Emular preferencias del sistema, esquema de color y visión

Las emulaciones del panel de renderizado que cambian el contexto en el que se evalúa tu CSS, cómo se combinan, y por qué probar con ellas encuentra bugs que ninguna otra prueba encuentra.

⏱ 16 min

Una parte de tu CSS solo se ejecuta en máquinas configuradas de una forma que probablemente no es la tuya. Nunca la has visto renderizada, nadie del equipo la ha revisado, y sin embargo se sirve a una fracción considerable de tus usuarios. El panel de renderizado incluye una batería de emulaciones que fuerzan esas condiciones sin tocar la configuración del sistema, y recorrerlas una vez por proyecto es una de las auditorías con mejor relación entre coste y hallazgos que existe.

🎯 Al terminar esta lección sabrás
  • Forzar cada preferencia de usuario y comprobar qué cambia en la página.
  • Combinar varias emulaciones para reproducir configuraciones reales.
  • Distinguir la emulación de esquema de color de la de colores forzados.
  • Detectar desde el código el estado de estas preferencias y reaccionar bien.

Las emulaciones disponibles

Todas viven en el panel de renderizado, se activan con desplegables y se acumulan: se pueden tener varias a la vez.

Esquema de color preferido. Fuerza claro u oscuro. Es la más usada y la que más bugs revela, porque el modo oscuro suele implementarse tarde y probarse poco.

Movimiento reducido. Fuerza la preferencia de quien ha pedido al sistema que reduzca las animaciones. Es una preferencia de accesibilidad seria: para personas con trastornos vestibulares, una animación de paralaje puede provocar mareo real.

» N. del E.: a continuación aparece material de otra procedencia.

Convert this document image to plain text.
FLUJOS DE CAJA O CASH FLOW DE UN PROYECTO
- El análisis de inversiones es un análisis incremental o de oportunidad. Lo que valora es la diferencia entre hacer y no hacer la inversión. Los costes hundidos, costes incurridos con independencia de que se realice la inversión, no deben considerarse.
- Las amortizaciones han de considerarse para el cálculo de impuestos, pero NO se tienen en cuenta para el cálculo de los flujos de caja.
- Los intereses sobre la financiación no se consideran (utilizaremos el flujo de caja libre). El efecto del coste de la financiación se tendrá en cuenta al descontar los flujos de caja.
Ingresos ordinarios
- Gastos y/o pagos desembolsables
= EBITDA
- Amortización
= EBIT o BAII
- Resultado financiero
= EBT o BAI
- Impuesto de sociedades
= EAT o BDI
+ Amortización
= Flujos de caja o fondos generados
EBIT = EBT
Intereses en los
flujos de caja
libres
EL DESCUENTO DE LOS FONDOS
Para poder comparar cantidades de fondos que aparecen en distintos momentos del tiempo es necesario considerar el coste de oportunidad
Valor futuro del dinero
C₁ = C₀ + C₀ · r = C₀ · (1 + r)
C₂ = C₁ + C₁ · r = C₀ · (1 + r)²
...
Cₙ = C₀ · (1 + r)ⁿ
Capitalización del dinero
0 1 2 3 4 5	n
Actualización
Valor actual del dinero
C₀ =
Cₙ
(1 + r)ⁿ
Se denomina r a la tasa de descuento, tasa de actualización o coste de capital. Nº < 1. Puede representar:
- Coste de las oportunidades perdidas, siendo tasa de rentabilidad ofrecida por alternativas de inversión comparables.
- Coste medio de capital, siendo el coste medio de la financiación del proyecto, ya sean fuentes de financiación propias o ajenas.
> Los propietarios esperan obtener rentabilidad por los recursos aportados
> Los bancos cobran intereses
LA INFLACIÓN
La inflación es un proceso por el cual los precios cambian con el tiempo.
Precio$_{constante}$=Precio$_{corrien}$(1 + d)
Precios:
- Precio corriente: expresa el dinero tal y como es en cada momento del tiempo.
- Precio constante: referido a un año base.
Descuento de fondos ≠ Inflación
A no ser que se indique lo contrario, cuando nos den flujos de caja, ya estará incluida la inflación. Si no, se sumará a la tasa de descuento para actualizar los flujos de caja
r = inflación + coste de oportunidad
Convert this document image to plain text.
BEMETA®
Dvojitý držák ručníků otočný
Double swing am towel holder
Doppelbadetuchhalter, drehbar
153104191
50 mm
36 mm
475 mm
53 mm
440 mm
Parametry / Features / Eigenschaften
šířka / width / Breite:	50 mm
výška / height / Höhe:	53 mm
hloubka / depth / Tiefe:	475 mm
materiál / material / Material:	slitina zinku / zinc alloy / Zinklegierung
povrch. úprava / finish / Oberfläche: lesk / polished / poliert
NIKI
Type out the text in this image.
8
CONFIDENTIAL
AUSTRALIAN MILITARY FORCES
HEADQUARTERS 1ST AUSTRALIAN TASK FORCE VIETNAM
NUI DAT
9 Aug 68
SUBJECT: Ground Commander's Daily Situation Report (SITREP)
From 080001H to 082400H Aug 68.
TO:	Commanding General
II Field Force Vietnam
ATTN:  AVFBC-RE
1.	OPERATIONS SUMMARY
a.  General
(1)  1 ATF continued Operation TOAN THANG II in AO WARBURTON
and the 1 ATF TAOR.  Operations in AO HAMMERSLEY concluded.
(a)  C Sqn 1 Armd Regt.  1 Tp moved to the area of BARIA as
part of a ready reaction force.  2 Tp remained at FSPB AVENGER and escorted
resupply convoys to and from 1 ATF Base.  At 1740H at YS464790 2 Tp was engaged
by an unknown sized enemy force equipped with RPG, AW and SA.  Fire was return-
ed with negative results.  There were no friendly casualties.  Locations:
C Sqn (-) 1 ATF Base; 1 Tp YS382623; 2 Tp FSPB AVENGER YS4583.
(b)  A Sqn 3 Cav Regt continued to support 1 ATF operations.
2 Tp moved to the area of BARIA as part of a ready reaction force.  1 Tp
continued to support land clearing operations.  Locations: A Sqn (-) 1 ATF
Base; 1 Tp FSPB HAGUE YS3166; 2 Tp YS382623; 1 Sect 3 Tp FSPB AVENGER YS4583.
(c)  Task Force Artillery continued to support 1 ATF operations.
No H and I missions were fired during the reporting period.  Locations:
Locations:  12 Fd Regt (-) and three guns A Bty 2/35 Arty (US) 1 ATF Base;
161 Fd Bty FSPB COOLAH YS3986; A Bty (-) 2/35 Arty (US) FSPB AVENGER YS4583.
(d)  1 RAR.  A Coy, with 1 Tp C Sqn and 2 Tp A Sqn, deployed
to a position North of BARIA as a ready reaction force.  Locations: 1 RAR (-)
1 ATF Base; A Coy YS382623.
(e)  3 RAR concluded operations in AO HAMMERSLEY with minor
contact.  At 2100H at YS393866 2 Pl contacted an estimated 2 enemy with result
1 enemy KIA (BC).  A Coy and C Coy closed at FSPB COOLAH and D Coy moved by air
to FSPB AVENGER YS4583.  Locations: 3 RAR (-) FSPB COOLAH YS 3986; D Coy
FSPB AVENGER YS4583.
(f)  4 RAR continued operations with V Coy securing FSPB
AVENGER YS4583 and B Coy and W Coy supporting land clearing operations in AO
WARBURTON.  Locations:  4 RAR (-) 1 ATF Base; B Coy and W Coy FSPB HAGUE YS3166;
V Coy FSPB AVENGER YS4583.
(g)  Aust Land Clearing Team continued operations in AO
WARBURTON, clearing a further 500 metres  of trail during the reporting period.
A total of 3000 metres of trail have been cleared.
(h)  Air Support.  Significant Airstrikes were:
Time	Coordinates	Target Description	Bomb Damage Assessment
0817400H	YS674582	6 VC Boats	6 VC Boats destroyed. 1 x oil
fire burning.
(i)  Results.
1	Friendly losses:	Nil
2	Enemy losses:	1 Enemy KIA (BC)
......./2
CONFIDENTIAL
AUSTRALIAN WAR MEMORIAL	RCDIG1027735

Contraste preferido. Fuerza la petición de más o menos contraste.

Transparencia reducida. Fuerza la preferencia de quien no quiere superficies translúcidas.

Colores forzados. Emula el modo de alto contraste del sistema operativo, en el que el sistema sustituye tus colores por su propia paleta. Es distinto del modo oscuro y mucho menos conocido, y es donde aparecen los bugs más graves.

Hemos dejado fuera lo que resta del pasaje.